I can. Look at any of the Rails examples and show me a PHP equivalent done in less code or even nearly the same amount of code, while still achieving the separation of layers and other things that make it more clean, sane, easy to test, etc.
I've done significant amounts of web stuff in both PHP and Python and with PHP I constantly run into things that feel painful, while not so much in Python.

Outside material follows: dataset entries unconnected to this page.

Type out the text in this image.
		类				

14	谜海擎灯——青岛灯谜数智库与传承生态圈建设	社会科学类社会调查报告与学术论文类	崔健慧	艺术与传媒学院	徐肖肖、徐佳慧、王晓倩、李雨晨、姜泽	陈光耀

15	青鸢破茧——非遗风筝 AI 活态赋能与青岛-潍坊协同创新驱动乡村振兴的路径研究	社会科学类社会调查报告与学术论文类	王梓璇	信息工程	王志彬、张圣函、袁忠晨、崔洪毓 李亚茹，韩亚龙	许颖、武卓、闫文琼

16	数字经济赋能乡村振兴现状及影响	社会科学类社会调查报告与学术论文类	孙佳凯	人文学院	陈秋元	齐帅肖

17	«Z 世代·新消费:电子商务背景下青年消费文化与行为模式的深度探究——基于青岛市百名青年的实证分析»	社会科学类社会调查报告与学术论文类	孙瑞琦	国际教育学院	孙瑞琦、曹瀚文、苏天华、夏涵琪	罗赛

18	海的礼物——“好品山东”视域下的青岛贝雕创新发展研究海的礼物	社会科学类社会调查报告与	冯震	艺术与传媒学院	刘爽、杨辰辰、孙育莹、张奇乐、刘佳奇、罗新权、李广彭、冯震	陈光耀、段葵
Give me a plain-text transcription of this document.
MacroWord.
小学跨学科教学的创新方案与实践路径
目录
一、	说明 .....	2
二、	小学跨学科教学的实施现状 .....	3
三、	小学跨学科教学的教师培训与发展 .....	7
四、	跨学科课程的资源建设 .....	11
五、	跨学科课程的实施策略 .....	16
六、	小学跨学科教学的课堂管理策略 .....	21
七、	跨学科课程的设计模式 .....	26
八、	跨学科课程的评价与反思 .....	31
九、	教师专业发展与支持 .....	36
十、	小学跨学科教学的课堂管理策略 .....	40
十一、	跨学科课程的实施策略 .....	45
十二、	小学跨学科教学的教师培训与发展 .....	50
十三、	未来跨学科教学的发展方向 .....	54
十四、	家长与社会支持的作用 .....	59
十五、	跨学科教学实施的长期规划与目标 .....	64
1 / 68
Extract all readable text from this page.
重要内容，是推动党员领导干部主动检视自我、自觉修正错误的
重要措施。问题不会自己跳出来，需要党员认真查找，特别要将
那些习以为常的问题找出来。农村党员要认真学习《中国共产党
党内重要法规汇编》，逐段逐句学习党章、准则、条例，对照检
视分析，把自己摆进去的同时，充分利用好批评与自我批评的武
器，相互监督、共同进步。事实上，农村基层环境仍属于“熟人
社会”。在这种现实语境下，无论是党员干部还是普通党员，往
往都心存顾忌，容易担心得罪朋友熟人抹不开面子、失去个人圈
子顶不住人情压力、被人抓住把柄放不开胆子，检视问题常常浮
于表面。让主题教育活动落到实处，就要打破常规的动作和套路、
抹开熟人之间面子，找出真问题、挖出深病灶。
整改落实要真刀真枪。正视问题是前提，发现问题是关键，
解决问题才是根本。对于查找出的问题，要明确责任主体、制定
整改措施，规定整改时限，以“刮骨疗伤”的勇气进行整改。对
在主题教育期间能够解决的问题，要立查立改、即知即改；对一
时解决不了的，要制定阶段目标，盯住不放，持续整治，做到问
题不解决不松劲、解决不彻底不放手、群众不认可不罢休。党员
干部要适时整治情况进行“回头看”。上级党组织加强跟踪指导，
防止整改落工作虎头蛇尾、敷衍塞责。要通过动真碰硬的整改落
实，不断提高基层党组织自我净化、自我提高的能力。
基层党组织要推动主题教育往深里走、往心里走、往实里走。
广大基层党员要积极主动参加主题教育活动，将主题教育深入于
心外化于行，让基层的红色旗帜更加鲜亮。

Silly things like not being able to do function_that_returns_array(someargs)[0] and instead having to do an array_pop around it or whatever (I'm pulling this out of memory but you get the basic idea). PHP's heredoc string syntax is awesome for doing <<<SQL
INSERT yadda
THIS is correctly SYNTAX HIGHLIGHTED IN VIM! woohoo!
SQL;
But you can ONLY end a heredoc with a semicolon. Want a comma or some other stuff? <<<SQL
TOO bad
SQL
, some more args...); # barf
Escaping db query strings is ugly and painful. Gotta check for these "magic" (ugh) quotes and then maybe addslashes or stripslashes. Of course if you're doing anything serious you should probably use something higher-level like Pear DB, but the add-on dance gets pretty old, and for something as intrinsic as formatting SQL queries, it's kinda silly that the built-in stuff is so flaky.
I'm babbling and I should cut myself off here. The specific reasons don't even matter, really. It's the generalities that matter, and for PHP to ever be a "generally" good programming language, it would have to reinvent itself. My main issue is that it's always promoted as being the end-all be-all of web development and that it's perfectly ok to write entire web applications in it.